The loan is talked at Libor plus 425 bps with a 1% Libor floor, a par offer price and call protection of 102 in year one and 101 in year two, sources said.

Bank of America Merrill Lynch, Citigroup Global Markets Inc., Morgan Stanley Senior Funding Inc., Wells Fargo Securities LLC, GE Capital Markets and Goldman Sachs Bank (USA) are leading the deal that will be used with available cash and/or borrowings under the company's revolving credit facility to fund a tender offer $500 million 7½% senior secured notes due 2017.

Commitments for the loan are due on Thursday and the notes tender offer expires on July 5.

Rite Aid is a Camp Hill, Pa.-based drugstore chain.

Service Corp. coming soon

Service Corp. set a bank meeting for Tuesday to launch its previously announced $600 million senior term loan that is being led by J.P. Morgan Securities LLC, according to a market source.

Proceeds, along with a $725 million senior unsecured bridge loan and cash on hand, will fund the purchase of Stewart Enterprises Inc. for $13.25 per share in cash. The transaction has an enterprise value of $1.4 billion.

In addition, the company has a commitment for a new $500 million revolver that would be provided if amendments to its existing revolver are not obtained.

Closing is expected late this year or early next year, subject to approval from Stewart's shareholders, the expiration of the waiting period under the Hart-Scott-Rodino Antitrust Act and customary conditions.

Service Corp. is a Houston-based provider of deathcare products and services. Stewart is a Jefferson, La.-based death care provider.

Heinz closes

In other news, the buyout of H.J. Heinz Co. by Berkshire Hathaway and 3G Capital for $72.50 per share has been completed, according to a news release, and for the transaction, Heinz got a new $11.5 billion senior secured deal (Ba2/BB/BB+) comprised of a $2 billion revolver and $9.5 billion in term loans.

The term debt is split between a six-year term B-1 priced at Libor plus 225 bps, with a step-down to Libor plus 200 bps at less than 2.1 times net first-lien leverage, a 1% Libor floor and 101 soft call for one year, and a seven-year term B-2 priced at Libor plus 250 bps, with a step-down to Libor plus 225 bps at less than 2.1x net first-lien leverage, a 1% Libor floor and 101 soft call protection for two years.

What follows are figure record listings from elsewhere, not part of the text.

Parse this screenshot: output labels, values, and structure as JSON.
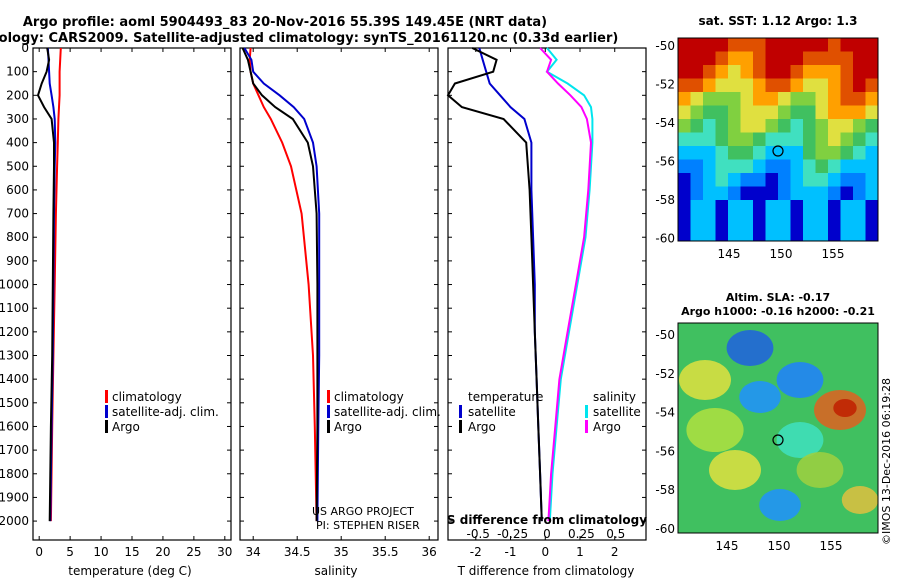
{
  "title_line1": "Argo profile: aoml 5904493_83 20-Nov-2016 55.39S 149.45E (NRT data)",
  "title_line2": "Climatology: CARS2009. Satellite-adjusted climatology: synTS_20161120.nc (0.33d earlier)",
  "colors": {
    "climatology": "#ff0000",
    "satellite": "#0000cc",
    "argo": "#000000",
    "sat_salinity": "#00e5ee",
    "clim_salinity": "#ff00ff"
  },
  "depth_ticks": [
    "0",
    "100",
    "200",
    "300",
    "400",
    "500",
    "600",
    "700",
    "800",
    "900",
    "1000",
    "1100",
    "1200",
    "1300",
    "1400",
    "1500",
    "1600",
    "1700",
    "1800",
    "1900",
    "2000"
  ],
  "panels": {
    "temperature": {
      "xlabel": "temperature (deg C)",
      "xticks": [
        "0",
        "5",
        "10",
        "15",
        "20",
        "25",
        "30"
      ],
      "legend": [
        "climatology",
        "satellite-adj. clim.",
        "Argo"
      ]
    },
    "salinity": {
      "xlabel": "salinity",
      "xticks": [
        "34",
        "34.5",
        "35",
        "35.5",
        "36"
      ],
      "legend": [
        "climatology",
        "satellite-adj. clim.",
        "Argo"
      ],
      "credit1": "US ARGO PROJECT",
      "credit2": "PI: STEPHEN RISER"
    },
    "difference": {
      "xlabel": "T difference from climatology",
      "xticks": [
        "-2",
        "-1",
        "0",
        "1",
        "2"
      ],
      "legend_t_head": "temperature",
      "legend_t": [
        "satellite",
        "Argo"
      ],
      "legend_s_head": "salinity",
      "legend_s": [
        "satellite",
        "Argo"
      ],
      "s_axis_label": "S difference from climatology",
      "s_ticks": [
        "-0.5",
        "-0.25",
        "0",
        "0.25",
        "0.5"
      ]
    }
  },
  "maps": {
    "sst_title": "sat. SST: 1.12 Argo: 1.3",
    "sla_title1": "Altim. SLA: -0.17",
    "sla_title2": "Argo h1000: -0.16 h2000: -0.21",
    "lat_ticks": [
      "-50",
      "-52",
      "-54",
      "-56",
      "-58",
      "-60"
    ],
    "lon_ticks": [
      "145",
      "150",
      "155"
    ],
    "watermark": "©IMOS 13-Dec-2016 06:19:28"
  },
  "chart_data": [
    {
      "type": "line",
      "title": "Argo profile: aoml 5904493_83 20-Nov-2016 55.39S 149.45E (NRT data)",
      "xlabel": "temperature (deg C)",
      "ylabel": "",
      "xlim": [
        -1,
        31
      ],
      "ylim": [
        2080,
        0
      ],
      "y": [
        0,
        50,
        100,
        150,
        200,
        250,
        300,
        400,
        500,
        700,
        1000,
        1300,
        1600,
        2000
      ],
      "series": [
        {
          "name": "climatology",
          "values": [
            3.5,
            3.4,
            3.3,
            3.3,
            3.3,
            3.2,
            3.1,
            3.0,
            2.9,
            2.7,
            2.5,
            2.3,
            2.1,
            1.9
          ]
        },
        {
          "name": "satellite-adj. clim.",
          "values": [
            1.4,
            1.5,
            1.6,
            1.7,
            2.0,
            2.3,
            2.5,
            2.6,
            2.5,
            2.4,
            2.3,
            2.2,
            2.0,
            1.8
          ]
        },
        {
          "name": "Argo",
          "values": [
            1.3,
            1.6,
            1.2,
            0.4,
            -0.2,
            0.8,
            2.0,
            2.4,
            2.4,
            2.3,
            2.2,
            2.1,
            1.9,
            1.7
          ]
        }
      ]
    },
    {
      "type": "line",
      "xlabel": "salinity",
      "xlim": [
        33.85,
        36.1
      ],
      "ylim": [
        2080,
        0
      ],
      "y": [
        0,
        50,
        100,
        150,
        200,
        250,
        300,
        400,
        500,
        700,
        1000,
        1300,
        1600,
        2000
      ],
      "series": [
        {
          "name": "climatology",
          "values": [
            33.97,
            33.96,
            33.97,
            34.0,
            34.06,
            34.12,
            34.2,
            34.33,
            34.43,
            34.55,
            34.63,
            34.68,
            34.7,
            34.72
          ]
        },
        {
          "name": "satellite-adj. clim.",
          "values": [
            33.9,
            33.98,
            34.0,
            34.12,
            34.3,
            34.46,
            34.58,
            34.68,
            34.72,
            34.75,
            34.75,
            34.75,
            34.74,
            34.73
          ]
        },
        {
          "name": "Argo",
          "values": [
            33.88,
            33.94,
            33.97,
            34.0,
            34.1,
            34.25,
            34.45,
            34.62,
            34.68,
            34.72,
            34.73,
            34.73,
            34.73,
            34.72
          ]
        }
      ]
    },
    {
      "type": "line",
      "xlabel": "T difference from climatology",
      "xlim": [
        -2.8,
        2.9
      ],
      "ylim": [
        2080,
        0
      ],
      "y": [
        0,
        50,
        100,
        150,
        200,
        250,
        300,
        400,
        600,
        800,
        1000,
        1200,
        1400,
        1600,
        1800,
        2000
      ],
      "series": [
        {
          "name": "temperature satellite",
          "values": [
            -1.9,
            -1.8,
            -1.7,
            -1.6,
            -1.3,
            -1.0,
            -0.6,
            -0.4,
            -0.4,
            -0.35,
            -0.3,
            -0.3,
            -0.25,
            -0.2,
            -0.15,
            -0.1
          ]
        },
        {
          "name": "temperature Argo",
          "values": [
            -2.1,
            -1.4,
            -1.5,
            -2.6,
            -3.0,
            -2.4,
            -1.2,
            -0.55,
            -0.45,
            -0.4,
            -0.35,
            -0.3,
            -0.25,
            -0.2,
            -0.15,
            -0.1
          ]
        },
        {
          "name": "salinity satellite",
          "values": [
            0.0,
            0.07,
            0.0,
            0.15,
            0.27,
            0.32,
            0.33,
            0.33,
            0.31,
            0.28,
            0.22,
            0.16,
            0.1,
            0.07,
            0.04,
            0.02
          ]
        },
        {
          "name": "salinity Argo",
          "values": [
            -0.05,
            0.03,
            0.0,
            0.08,
            0.17,
            0.25,
            0.29,
            0.32,
            0.3,
            0.27,
            0.21,
            0.15,
            0.09,
            0.06,
            0.03,
            0.01
          ]
        }
      ]
    }
  ]
}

During syndication, the spread on the B-1 loan was cut from talk of Libor plus 275 bps to 300 bps, the B-2 loan was flexed from talk of Libor plus 275 bps to 300 bps, and the step-downs were added. Also, the total amount of term loans was reduced from $10.5 billion as the company upsized its senior secured second-lien notes offering to $3.1 billion from $2.1 billion, and the revolver was upsized from $1.5 billion.

J.P. Morgan Securities LLC, Well Fargo Securities LLC, Barclays and Citigroup Global Markets Inc. led the deal for the Pittsburgh-based food product company.

Virgin acquisition wraps

Liberty Global Inc. closed on its purchase of Virgin Media Investment Holdings Ltd., a news release said, for which Virgin Media got a new $2,755,000,000 senior secured seven-year term loan B (Ba3/BB-) and a £600 million senior secured seven-year term B (Ba3/BB-).

Pricing on the U.S. term loan B is Libor plus 275 bps and pricing on the £600 million B loan is Libor plus 375 bps, with both having a 0.75% Libor floor and 101 soft call protection for six months, and both sold at a discount of 991/2.

During syndication, pricing on the U.S. term loan was cut from Libor plus 300 bps.

Credit Suisse Securities (USA) LLC, BNP Paribas Securities Corp., Bank of America Merrill Lynch, Barclays and Deutsche Bank Securities Inc. led the deal.

Virgin Media is a New York-based provider of broadband, television, mobile phone and home phone services in the United Kingdom. Liberty is an Englewood, Colo.-based cable company.